Ist das vom Innenministerium veröffentlichte Abschiedsstatement des Amokläufers Tim K. echt? Am späten Donnerstagabend mehrten sich die Zweifel an den von der Polizei vorgelegten Dokumenten. So räumte ein Sprecher erstmals ein, dass die Annahme der Ermittler, die Ankündigung der Bluttat in einem Internet-Chat sei auf dem Computer des 17-Jährigen geschrieben worden, sich als falsch herausgestellt habe. Es gebe derzeit keinen Beweis, dass Tim K. diesen Eintrag selbst verfasst habe. Das schließt aber nicht aus, dass Tim K. den Eintrag von einem anderen Computer aus verfasste oder auf andere Weise ins Internet brachte.
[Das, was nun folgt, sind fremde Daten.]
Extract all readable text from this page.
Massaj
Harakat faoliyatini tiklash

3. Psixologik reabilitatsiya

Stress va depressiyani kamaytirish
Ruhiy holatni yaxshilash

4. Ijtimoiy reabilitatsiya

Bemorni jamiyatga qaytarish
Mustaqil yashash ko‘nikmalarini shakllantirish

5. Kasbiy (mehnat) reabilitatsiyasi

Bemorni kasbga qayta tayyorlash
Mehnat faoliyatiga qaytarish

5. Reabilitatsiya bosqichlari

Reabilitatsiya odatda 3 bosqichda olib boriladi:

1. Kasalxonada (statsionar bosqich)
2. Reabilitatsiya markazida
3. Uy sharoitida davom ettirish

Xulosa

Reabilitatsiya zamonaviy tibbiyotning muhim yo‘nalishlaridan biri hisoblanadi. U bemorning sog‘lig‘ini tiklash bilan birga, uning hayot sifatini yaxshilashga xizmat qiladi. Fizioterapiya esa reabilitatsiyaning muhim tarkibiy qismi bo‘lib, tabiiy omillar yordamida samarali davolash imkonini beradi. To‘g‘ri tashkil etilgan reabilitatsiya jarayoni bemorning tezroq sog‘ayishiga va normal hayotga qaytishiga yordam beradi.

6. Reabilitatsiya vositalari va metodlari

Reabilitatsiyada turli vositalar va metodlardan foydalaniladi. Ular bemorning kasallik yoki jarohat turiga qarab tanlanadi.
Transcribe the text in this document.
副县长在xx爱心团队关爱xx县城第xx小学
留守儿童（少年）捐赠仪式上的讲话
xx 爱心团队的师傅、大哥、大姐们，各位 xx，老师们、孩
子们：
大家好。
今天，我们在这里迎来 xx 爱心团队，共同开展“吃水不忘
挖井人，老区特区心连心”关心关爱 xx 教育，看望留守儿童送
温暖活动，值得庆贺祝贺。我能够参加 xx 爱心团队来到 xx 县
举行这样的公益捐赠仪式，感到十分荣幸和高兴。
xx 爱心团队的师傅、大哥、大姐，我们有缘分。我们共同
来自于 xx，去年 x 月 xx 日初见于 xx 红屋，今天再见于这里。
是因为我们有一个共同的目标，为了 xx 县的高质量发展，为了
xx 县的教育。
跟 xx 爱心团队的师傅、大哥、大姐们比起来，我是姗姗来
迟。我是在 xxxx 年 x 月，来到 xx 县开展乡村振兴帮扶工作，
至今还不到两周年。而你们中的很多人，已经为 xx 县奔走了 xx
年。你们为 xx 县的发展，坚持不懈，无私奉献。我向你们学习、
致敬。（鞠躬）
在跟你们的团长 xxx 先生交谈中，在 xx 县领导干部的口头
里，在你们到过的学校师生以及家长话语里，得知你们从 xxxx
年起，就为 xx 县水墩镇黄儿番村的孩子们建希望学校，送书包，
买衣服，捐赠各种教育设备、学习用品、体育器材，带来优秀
Der baden-württembergische Innenminister Heribert Rech (CDU) hatte am Mittag bekannt gegeben, Tim K. habe in der Nacht vor der Tat im Internet einen Hinweis auf sein Verbrechen gegeben. Gegen 2.45 Uhr habe es in einem Internetforum geheißen: "Ich meine es ernst, Bernd - ich habe Waffen hier, und ich werde morgen früh an meine frühere Schule gehen und mal so richtig gepflegt grillen. Merkt Euch nur den Namen des Orts: Winnenden".

Zweifel an der Echtheit des Internet-Eintrags hatten sich dann geregt: Die Betreiber des genannten Forums Krautchan erklärten an prominenter Stelle, die Amok-Ankündigung sei eine Fälschung. Als Beleg veröffentlichten die Seitenbetreiber den vermeintlichen Originaldialog vom vergangenen Mittwochmorgen . Dieser stimmt mit Datum, Zeit und Beitragsnummer komplett mit dem durch die Behörden veröffentlichten Screenshot überein – nur der Inhalt ist keine Amokankündigung, sondern ein harmloser 0815-Chatdialog. Die Onlineausgabe der Times berichtet unter Berufung auf einen Moderator des Forums, der Verfasser der Nachricht stamme aus Düsseldorf und habe die manipulierte Version des Beitrags erst nach der Tat hochgeladen.

Das Krautchan-Forum lehnt sich an das internationale 4chan.net-Forum an, in dem schwarzer Humor und fieser Witz herrschen. Auch die Manipulation von Dokumenten durch Bildbearbeitungsprogramme ist dort gang und gäbe. In einer am Donnerstagabend veröffentlichten Pressemitteilung kündigten Staatsanwaltschaft und Polizei "Vernehmungen von Personen, die angaben, diesen Eintrag gesehen zu haben" und eine Auslandsanfrage beim amerikanischen Betreiber des Servers der Webseite an. Sollten sich die Behörden bei der Beweissicherung auf Screenshots verlassen haben, wäre das eine massive Ermittlungspanne, da diese leicht veränderbar sind.

Auf einer Pressekonferenz waren am Donnerstag zunehmend Details über den Amoklauf von Winnenden ans Licht gekommen. Auch gibt es Hinweise auf ein mögliches Motiv des 17-jährigen Tim K. Demnach war der Amokläufer seit dem vergangenen Jahr wegen Depressionen in psychiatrischer Behandlung. Zeitweise wurde er auch stationär behandelt. Die Therapie sollte er in einer Klinik in Winnenden fortsetzen, er brach sie aber selbst ab.